Nous nous sommes discrètement approchés depuis un petit bois, prenant les assaillants à revers. Là Eric s’est mis en position et a ouvert le feu, atteignant l’un des hommes en pleine tête. C’était notre signal pour sortir du bois et tirer. Surpris par cette attaque inattendue, les trois hommes restants ne savaient plus où donner de la tête et nous avons réussi à en abattre un second avant qu’ils ne choisissent la retraite en aillant le temps de récupérer l’arme d’un de leur mort.

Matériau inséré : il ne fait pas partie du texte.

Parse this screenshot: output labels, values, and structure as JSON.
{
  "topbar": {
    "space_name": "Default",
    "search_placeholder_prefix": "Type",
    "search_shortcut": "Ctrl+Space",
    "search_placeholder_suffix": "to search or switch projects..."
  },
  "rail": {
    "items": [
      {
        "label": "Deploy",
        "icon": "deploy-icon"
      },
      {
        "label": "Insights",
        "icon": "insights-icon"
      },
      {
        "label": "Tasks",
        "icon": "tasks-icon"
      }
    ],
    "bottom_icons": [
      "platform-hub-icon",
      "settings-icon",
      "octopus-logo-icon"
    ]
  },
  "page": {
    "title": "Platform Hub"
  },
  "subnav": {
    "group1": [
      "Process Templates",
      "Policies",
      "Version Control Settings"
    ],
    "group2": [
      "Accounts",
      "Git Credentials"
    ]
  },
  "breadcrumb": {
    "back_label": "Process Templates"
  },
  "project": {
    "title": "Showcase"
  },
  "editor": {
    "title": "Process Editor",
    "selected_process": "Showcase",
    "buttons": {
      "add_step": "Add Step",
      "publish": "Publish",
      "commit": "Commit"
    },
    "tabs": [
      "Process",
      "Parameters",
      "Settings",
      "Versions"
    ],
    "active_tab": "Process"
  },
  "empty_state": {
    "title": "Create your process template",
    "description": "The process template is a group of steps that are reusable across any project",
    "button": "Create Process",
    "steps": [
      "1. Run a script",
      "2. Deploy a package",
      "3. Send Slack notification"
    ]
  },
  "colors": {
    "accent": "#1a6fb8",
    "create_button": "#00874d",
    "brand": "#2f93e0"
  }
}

Ils ont démarré le fourgon et nous ont foncés dessus. Pendant qu’Eric et Micka allaient fouiller les corps Bastian et moi sommes allés au secours de la famille. Lorsque nous sommes apparus derrière la voiture j’ai esquivé de peu un tir de détresse et l’homme qui venait de tirer s’est immédiatement confondu en excuses nous suppliant de les épargner. Nous les avons alors reconnus. Devant nous se trouvait le métallier qui nous avait fourni les matériaux pour la porte du château. Il était recroquevillé sur lui-même serrant dans ses bras sa femme qui perdait beaucoup de sang qui elle-même tenait leur petite fille. Il tenait fébrilement le pistolet que je lui avais donné en remerciement de son aide. Bastian a appelé nos compagnons en urgence pour que nous les mettions au plus vite en sécurité. L’homme était effondré, il tremblait comme une feuille et avait du mal à marcher. Sa femme était touchée à l’abdomen et il fallut que le grand gaillard de Bastian la porte sur son dos pour pouvoir la déplacer. La petite serrait son père elle était effrayée, toujours sous le choc de ce qu’elle venait de vivre. Vu la gravité de la blessure de la femme il fallait lui apporter des soins sans plus tarder. Tout en courant jusqu’au château, protégé par Eric et Micka en ligne arrière et moi soutenant l’homme pour l’empêcher de défaillir,  je repensais à notre première rencontre et dans mes souvenir nous avions vu un bébé dans les bras de sa mère mais ce n’était probablement pas le moment d’aborder le sujet.

Nous approchions de l’entrée du village quand des tirs ont ricochés à notre suite, visiblement les hommes de Millar ne supportaient pas l’échec. Les coups de feu ont cessé une fois à l’intérieur de Puiniac mais nos assaillants n’en resteraient sans doute pas là il fallait donc rester en état d’alerte.

La femme a tout de suite été prise en charge par Claire et Catherine qui allaient faire leur possible pour la soigner. Par chance la balle avait traversé mais elle avait déjà perdu beaucoup de sang. Nous avons eu du mal à calmer l’homme qui voulait accompagner sa femme. Bouleversé, il a finalement attendu avec sa fille, à l’extérieur, dans l’attente d’en savoir plus sur l’état de sa femme. Ce n’est qu’une demi-heure plus tard que Catherine est venue nous dire qu’elles avaient réussis à la maintenir en vie mais que la femme était inconsciente dans un état instable.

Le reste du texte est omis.